Semmai si potrebbe entrare nel dibattito di un calcio nostrano che ha perso appeal, che in Italia scarseggiano e di gran lunga campioni e fuoriclasse, e che quando si ipotizza di ripartire dalla base bisognerebbe veramente ripartire dal basso, riportando bambini, famiglie, sportivi, ultras e ogni genere di persona allo stadio per invogliarli a seguire e praticare questo sport. Poi ti scontri con il caro prezzi e le lungaggini di rito ed allora capisci che le belle parole restano parole e non si tramutano in fatti e non ti meravigli neanche se l’Italia non si qualifica per la seconda volta ai mondiali vittima della Macedonia senza nemmeno l’onore di uscire col Portogallo.
Divagazione necessaria per analizzare un incontro che di interessante ha poco o niente. Sul terreno di gioco si affrontano due squadre praticamente senza obiettivi, i padroni di casa sono destinati a scendere di categoria mentre gli ospiti avranno la magra consolazione dei play off che in serie D vuol dire entrare in un’ipotetica classifica di merito dove diversi fattori permettono eventualmente un ripescaggio. Vabbè, lasciamo perdere ed andiamo oltre. Aggiungiamo pure il giorno lavorativo e l’orario pomeridiano e così non mi posso stupire se all’inizio delle ostilità allo stadio Armando Picchi saranno presenti un centinaio scarso di persone disposte nell’unico settore aperto, la tribuna centrale.
Gli ospiti arrivano verso il trentesimo minuto, si sistemano nella parte scoperta della tribuna ed attaccano pezze e striscioni.
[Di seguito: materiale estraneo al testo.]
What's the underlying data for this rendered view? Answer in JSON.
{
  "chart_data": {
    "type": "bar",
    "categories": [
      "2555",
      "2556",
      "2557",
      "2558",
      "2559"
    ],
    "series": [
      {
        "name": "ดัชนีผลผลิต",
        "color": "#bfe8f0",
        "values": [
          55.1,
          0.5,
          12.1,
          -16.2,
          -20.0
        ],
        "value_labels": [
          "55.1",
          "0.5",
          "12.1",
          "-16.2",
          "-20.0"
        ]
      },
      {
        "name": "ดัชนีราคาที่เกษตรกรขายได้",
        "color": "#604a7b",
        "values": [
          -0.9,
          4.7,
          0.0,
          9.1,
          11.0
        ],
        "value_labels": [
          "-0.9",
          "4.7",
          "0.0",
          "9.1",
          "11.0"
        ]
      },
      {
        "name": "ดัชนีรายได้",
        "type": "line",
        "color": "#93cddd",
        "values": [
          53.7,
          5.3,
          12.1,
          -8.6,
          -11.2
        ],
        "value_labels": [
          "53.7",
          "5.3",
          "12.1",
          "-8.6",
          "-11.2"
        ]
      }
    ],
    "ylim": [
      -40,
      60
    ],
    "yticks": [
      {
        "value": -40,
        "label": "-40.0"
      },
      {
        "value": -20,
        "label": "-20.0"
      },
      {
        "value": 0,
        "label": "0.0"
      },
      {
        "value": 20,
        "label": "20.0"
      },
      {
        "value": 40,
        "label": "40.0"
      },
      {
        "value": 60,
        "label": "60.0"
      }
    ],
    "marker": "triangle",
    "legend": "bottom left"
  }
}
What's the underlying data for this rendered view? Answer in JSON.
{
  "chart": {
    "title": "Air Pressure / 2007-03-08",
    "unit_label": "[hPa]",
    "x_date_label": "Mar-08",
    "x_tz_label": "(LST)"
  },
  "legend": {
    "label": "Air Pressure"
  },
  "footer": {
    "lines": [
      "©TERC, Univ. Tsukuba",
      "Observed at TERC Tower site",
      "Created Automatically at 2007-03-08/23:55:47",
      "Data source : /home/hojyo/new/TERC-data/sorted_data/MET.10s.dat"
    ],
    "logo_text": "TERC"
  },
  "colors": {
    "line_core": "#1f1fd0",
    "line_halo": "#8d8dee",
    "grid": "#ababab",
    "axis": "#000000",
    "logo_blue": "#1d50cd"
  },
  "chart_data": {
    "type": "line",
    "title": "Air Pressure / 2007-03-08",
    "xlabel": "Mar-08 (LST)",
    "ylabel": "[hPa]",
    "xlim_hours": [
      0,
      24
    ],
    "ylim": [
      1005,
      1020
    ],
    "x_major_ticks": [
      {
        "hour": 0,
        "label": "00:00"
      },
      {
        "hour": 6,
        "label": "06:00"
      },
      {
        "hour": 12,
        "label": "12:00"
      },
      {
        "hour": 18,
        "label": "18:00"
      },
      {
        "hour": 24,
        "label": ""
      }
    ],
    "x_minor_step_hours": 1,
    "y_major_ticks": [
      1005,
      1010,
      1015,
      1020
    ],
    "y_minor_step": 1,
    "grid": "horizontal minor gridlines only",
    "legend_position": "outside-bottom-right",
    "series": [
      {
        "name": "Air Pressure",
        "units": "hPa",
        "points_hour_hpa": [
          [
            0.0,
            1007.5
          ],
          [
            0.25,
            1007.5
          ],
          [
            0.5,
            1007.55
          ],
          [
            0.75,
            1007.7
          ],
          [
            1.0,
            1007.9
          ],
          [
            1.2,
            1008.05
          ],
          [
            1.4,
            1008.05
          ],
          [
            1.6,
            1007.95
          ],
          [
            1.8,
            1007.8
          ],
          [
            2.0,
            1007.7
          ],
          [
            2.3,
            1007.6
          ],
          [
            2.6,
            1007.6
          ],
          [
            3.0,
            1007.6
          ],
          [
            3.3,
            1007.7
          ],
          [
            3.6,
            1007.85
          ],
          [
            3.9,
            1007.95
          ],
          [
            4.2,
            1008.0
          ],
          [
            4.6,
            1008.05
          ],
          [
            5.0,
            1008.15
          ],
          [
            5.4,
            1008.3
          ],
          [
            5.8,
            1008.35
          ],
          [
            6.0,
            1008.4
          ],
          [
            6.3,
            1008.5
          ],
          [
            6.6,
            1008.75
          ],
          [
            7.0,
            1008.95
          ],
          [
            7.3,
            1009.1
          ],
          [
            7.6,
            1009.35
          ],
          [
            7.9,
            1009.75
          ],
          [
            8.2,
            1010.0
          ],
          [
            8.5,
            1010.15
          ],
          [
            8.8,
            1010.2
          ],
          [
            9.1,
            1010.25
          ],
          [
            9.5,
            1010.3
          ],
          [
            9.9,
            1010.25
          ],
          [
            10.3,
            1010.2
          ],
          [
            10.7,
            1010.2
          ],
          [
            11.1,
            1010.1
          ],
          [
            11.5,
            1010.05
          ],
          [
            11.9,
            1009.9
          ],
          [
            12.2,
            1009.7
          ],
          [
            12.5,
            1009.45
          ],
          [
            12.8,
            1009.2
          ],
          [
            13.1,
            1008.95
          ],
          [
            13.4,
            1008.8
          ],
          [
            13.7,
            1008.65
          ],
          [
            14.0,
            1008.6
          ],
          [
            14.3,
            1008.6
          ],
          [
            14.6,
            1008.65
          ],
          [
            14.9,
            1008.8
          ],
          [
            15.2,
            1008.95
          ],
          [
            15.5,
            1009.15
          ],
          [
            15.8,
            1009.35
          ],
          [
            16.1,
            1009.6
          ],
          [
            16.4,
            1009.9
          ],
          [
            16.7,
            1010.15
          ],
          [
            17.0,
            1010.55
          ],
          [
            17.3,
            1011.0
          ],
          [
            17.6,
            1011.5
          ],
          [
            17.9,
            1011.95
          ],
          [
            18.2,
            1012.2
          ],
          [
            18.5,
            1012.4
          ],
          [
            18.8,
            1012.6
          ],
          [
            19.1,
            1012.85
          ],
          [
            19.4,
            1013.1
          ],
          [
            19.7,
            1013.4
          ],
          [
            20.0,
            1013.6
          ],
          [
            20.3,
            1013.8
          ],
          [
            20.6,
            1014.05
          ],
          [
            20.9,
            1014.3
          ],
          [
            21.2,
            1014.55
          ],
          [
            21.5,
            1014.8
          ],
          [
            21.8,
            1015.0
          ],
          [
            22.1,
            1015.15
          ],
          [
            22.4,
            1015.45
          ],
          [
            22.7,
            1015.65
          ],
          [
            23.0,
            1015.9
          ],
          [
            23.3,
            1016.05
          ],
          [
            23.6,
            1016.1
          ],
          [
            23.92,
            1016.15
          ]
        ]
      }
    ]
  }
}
Basta vedere i numeri al seguito per definire quella amaranto una tifoseria in ottima forma, poi li vedi compatti, chiassosi, sempre a sostenere la squadra in una partita fondamentalmente inutile e confermi quanto di buono gli ultras riescono a fare anche oggi, malgrado tutte le problematiche che devono affrontare.
La Curva Sud si conferma realtà importante ed in questo pomeriggio per numeri e passione è da lode visto che, come sua abitudine, anche sull’aspetto estetico e coreografico non sbaglia una virgola. Se la partita sul terreno di gioco vede l’Arezzo asfaltare i padroni di casa, sugli spalti gli ultras amaranto riescono ad offrire una prova ammirevole per attaccamento ai colori e soprattutto per i numeri portati a Livorno. Lunga vita agli ultras!